One amusing photograph here shows Miles Davis watching trumpeter Howard McGhee blowing his horn, playing bop. McGhee stands in profile, wears sunglasses, ignores Miles. Davis is seated (or kneeling) under McGhee's horn, a gaze of innocent wonder and adulation on his face. Absorbed and smitten.

Soon after this photo was taken Miles would have his own opportunity to ignore his admirers. Gottlieb explains: "Miles became known as the coolest of the cool cats, not only in his playing, but also in his behavior. When performing he displayed a 'drop dead' attitude. He'd blow his horn. Period. No mugging. No singing. No jokes. No dance steps. In fact, he sometimes contemptuously turned his back on his audience while taking solos. He kept real cool, man."

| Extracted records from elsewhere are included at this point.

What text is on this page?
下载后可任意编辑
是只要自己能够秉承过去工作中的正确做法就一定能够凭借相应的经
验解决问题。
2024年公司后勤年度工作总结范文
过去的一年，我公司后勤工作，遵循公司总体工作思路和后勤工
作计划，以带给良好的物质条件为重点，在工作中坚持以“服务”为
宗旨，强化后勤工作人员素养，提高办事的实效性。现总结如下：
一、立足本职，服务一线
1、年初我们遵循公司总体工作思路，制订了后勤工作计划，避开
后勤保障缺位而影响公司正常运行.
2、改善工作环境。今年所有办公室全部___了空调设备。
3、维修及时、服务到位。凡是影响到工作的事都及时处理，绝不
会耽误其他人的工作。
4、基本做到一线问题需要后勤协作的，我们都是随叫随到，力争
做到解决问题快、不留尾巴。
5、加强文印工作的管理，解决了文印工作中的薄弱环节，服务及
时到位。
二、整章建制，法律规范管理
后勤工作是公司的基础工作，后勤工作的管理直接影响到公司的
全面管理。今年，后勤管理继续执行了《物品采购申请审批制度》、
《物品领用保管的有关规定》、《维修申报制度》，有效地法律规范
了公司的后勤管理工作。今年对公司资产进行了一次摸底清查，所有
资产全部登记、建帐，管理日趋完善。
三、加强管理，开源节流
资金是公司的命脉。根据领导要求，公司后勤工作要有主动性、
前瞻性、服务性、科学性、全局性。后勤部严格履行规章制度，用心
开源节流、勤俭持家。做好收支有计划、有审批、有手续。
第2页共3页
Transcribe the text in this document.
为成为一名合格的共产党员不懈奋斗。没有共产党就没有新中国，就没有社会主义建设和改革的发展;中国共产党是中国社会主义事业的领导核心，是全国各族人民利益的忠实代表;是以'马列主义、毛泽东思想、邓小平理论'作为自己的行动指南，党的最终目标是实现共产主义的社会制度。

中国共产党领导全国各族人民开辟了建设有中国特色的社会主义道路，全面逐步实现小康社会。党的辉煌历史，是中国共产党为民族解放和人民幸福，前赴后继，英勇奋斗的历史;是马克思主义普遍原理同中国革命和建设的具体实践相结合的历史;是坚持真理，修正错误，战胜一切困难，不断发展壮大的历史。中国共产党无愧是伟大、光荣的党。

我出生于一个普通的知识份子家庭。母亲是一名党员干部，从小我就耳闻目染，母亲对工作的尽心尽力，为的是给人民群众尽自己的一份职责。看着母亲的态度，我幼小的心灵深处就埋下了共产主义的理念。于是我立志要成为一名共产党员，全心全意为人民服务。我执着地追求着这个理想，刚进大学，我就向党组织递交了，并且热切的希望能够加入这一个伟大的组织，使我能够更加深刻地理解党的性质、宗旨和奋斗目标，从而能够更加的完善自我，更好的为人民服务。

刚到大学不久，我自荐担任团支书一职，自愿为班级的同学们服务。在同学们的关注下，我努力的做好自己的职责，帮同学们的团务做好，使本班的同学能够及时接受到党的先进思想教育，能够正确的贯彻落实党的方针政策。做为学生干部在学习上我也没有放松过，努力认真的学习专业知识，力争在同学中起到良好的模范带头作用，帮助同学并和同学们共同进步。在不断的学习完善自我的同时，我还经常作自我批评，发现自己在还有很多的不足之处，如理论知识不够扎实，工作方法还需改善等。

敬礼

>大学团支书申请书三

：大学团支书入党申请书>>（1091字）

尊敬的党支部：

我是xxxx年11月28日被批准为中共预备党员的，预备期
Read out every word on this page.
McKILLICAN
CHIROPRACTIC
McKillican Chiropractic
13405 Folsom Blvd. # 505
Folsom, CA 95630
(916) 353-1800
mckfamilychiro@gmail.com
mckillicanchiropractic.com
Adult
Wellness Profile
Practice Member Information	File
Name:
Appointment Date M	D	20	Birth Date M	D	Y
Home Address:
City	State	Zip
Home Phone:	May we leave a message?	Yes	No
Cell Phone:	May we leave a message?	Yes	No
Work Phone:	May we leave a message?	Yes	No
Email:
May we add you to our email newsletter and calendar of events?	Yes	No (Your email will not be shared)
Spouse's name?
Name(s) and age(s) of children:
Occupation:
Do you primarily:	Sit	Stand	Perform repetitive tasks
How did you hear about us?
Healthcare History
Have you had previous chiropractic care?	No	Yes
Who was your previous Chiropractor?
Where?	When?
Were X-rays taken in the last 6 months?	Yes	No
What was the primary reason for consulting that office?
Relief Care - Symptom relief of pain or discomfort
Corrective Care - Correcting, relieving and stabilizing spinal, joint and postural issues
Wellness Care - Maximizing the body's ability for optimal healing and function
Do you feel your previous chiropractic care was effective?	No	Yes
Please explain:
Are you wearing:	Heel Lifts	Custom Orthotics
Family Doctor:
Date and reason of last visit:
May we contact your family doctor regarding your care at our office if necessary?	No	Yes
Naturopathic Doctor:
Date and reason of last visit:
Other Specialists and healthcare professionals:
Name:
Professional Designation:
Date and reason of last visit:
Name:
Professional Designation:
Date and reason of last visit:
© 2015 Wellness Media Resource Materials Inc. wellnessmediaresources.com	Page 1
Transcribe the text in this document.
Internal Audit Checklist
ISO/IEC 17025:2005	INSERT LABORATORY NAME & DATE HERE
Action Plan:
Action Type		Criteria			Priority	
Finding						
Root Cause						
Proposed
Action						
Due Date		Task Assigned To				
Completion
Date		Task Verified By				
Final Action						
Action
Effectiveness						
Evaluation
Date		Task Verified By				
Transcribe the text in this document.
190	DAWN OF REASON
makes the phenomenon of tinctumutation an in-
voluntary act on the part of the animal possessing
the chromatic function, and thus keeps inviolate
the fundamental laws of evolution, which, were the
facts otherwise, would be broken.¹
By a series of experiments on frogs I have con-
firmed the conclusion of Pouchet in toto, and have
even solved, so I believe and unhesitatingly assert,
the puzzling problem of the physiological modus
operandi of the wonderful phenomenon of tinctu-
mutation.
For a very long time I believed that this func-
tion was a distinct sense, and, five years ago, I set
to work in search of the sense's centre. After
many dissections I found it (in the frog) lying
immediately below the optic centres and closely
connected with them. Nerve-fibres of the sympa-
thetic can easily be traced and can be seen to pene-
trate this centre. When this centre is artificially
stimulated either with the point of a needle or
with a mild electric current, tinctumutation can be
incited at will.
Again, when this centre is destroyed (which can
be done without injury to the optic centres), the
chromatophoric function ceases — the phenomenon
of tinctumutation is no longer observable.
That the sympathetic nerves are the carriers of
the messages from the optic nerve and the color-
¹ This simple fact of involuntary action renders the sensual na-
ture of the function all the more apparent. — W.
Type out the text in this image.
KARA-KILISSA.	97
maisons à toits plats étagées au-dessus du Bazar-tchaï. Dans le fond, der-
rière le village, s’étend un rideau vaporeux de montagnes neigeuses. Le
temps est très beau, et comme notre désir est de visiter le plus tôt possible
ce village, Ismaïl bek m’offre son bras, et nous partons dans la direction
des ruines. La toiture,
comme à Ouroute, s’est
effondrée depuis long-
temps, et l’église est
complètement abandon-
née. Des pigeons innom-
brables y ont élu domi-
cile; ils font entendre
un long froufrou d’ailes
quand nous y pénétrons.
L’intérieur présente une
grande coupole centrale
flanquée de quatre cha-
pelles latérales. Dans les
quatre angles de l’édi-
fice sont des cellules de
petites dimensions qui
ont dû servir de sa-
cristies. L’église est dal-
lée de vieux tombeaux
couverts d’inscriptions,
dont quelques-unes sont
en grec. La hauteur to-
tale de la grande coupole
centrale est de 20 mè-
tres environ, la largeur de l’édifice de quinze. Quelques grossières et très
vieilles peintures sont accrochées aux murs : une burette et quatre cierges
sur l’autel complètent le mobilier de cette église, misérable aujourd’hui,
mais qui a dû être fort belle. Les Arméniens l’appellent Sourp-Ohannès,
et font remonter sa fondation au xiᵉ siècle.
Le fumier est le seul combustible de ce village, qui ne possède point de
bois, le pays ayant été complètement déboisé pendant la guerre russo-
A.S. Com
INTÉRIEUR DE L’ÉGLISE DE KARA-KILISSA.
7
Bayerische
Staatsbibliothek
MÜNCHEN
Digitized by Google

Thelonious Monk wears a dark beret and thick rimmed shades. He looks up from the piano with the slightest of slight smiles. He wears a pinstripe suit, his black hands spread across white keys. A tiny grand piano pin is stuck on the rim of his beret. He looks beyond cool -- he is interior, shy and intense.

Jazz haters point to Monk as their case in point. Monk is on the other end of the music train from Muzak. You can't dance, sleep, think (about anything else), or have sex (without hurting somebody) to his sounds. He is difficult. You gotta listen and learn and try. You either get it, eventually, or you give up. I'm still trying.

This show runs through April 2. Related events celebrating Black History Month and National Women's History Month are happening over the next few weeks at libraries throughout Charlotte. For exhibits and related programs, call the library at 336-2020. The events conclude on Friday, April 19, with Dianne Reeves at the McGlohon Theater.

An unbiased plug for our library: After six stunning months of digesting the high price of our country's unequaled liberty, come to the library to see what we get for our money. For the unwashed masses, this place is about as good as it gets. Our library is the best cultural outreach program in the country: Novello, Gallery L, youth services, and a media and computer room to weep over. The library system here in Mecklenburg County, and in particular our main library downtown, is the real jewel in the crown. Light Rail, Arena, World Class, blah, blah, blah. You want world class Charlotte? Go to the library.